The formulation uses an ultra-thin inorganic oxide coating to encapsulate the active ingredient, designed to control release over an extended period. In preclinical studies, Nanexa said the formulation showed a low ratio between maximum and minimum plasma concentration following once-monthly subcutaneous administration, with plasma levels described as more stable than those typically seen with weekly semaglutide dosing.

The company suggested that a lower initial plasma peak could reduce gastrointestinal adverse events commonly associated with GLP-1 therapies, including nausea. Nanexa also reported dose linearity and improved bioavailability compared with its earlier long-acting liraglutide formulation. The company said improved tolerability could support better treatment adherence, which remains a challenge for GLP-1 therapies.

Nanexa is shifting its development focus from liraglutide to semaglutide following these findings, citing the commercial and therapeutic interest in long-acting GLP-1 treatments. The semaglutide programme builds on Phase 1 data from the company’s liraglutide programme, which was presented in 2025 and used to refine modelling and formulation strategies.

David Westberg, ceo of Nanexa, said: “Demonstrating such a long release profile and low ratio between the maximum and minimum plasma concentration for monthly administration is exceptional and highlights how powerful the PharmaShell technology can be for complex molecules like semaglutide. We are excited about this data which will strengthen our position to secure commercial partnerships.”

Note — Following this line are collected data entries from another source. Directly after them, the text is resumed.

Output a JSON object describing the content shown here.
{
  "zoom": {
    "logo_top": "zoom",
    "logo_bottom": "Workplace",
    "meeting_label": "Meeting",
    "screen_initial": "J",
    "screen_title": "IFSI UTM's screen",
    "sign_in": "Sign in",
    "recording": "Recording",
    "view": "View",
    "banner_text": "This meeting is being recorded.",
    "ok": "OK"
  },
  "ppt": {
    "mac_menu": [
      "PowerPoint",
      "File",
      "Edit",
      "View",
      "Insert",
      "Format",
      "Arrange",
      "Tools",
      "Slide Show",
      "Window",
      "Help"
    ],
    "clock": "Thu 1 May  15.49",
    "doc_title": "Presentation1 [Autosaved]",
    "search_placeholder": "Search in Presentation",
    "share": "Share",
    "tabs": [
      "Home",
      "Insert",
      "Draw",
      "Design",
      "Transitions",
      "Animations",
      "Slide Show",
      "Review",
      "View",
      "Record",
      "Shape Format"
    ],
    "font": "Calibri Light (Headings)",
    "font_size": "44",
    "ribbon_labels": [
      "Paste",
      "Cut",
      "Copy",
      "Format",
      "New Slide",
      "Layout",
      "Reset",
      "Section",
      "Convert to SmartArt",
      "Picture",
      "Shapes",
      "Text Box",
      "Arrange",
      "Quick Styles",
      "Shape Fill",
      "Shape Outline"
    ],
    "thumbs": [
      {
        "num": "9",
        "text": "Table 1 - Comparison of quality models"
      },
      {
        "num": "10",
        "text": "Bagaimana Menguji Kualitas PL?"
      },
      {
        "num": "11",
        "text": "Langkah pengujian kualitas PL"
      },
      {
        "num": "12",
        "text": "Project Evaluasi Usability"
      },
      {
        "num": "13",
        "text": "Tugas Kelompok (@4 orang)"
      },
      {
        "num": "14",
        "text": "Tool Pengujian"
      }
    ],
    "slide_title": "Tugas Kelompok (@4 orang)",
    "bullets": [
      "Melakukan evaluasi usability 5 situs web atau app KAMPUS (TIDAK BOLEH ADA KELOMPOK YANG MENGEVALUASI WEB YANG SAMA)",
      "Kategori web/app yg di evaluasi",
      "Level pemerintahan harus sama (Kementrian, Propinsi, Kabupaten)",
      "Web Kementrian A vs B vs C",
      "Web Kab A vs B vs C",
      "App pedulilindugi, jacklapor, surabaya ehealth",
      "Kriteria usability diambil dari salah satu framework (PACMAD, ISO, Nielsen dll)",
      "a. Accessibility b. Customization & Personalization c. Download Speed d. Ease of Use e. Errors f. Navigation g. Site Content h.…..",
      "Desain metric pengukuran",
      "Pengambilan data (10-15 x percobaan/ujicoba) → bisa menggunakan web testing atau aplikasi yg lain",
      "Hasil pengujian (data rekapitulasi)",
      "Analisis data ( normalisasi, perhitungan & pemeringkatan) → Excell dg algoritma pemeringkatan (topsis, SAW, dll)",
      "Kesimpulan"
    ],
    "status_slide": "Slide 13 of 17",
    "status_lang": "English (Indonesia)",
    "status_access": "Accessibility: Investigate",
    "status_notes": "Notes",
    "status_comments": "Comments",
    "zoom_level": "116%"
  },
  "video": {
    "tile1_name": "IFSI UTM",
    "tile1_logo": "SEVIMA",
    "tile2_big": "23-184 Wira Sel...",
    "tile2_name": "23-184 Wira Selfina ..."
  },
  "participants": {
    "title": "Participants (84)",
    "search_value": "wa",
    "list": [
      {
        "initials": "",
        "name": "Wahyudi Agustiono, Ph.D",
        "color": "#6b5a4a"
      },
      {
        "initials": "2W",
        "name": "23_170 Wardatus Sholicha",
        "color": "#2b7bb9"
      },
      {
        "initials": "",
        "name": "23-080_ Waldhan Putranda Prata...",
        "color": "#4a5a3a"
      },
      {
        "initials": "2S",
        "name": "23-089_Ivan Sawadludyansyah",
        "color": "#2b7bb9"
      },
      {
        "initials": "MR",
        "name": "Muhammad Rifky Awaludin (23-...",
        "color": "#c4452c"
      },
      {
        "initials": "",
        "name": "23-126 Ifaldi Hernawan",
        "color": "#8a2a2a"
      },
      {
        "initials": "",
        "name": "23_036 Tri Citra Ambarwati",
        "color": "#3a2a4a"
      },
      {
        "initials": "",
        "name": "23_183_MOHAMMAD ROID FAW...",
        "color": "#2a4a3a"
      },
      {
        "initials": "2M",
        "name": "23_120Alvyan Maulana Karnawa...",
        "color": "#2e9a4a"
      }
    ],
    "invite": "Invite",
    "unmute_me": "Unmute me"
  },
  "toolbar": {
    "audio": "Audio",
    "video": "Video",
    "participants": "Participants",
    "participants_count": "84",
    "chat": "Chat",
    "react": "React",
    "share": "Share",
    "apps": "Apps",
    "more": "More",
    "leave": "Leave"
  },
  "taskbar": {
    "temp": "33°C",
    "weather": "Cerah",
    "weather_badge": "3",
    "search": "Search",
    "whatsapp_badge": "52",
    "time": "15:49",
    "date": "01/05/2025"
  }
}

The company has not disclosed timelines for clinical development of the semaglutide formulation but framed the data as supporting further progression towards clinical readiness. While the findings are preclinical, the results align with broader industry efforts to extend dosing intervals for GLP-1 therapies and differentiate next-generation formulations through improved tolerability and adherence profiles.

Nanexa’s announcement includes promotional language around partnership potential, indicating a commercial positioning element alongside the scientific update. However, the data itself reflects early-stage research rather than clinical outcomes, and further studies will be required to confirm safety, tolerability and efficacy in humans.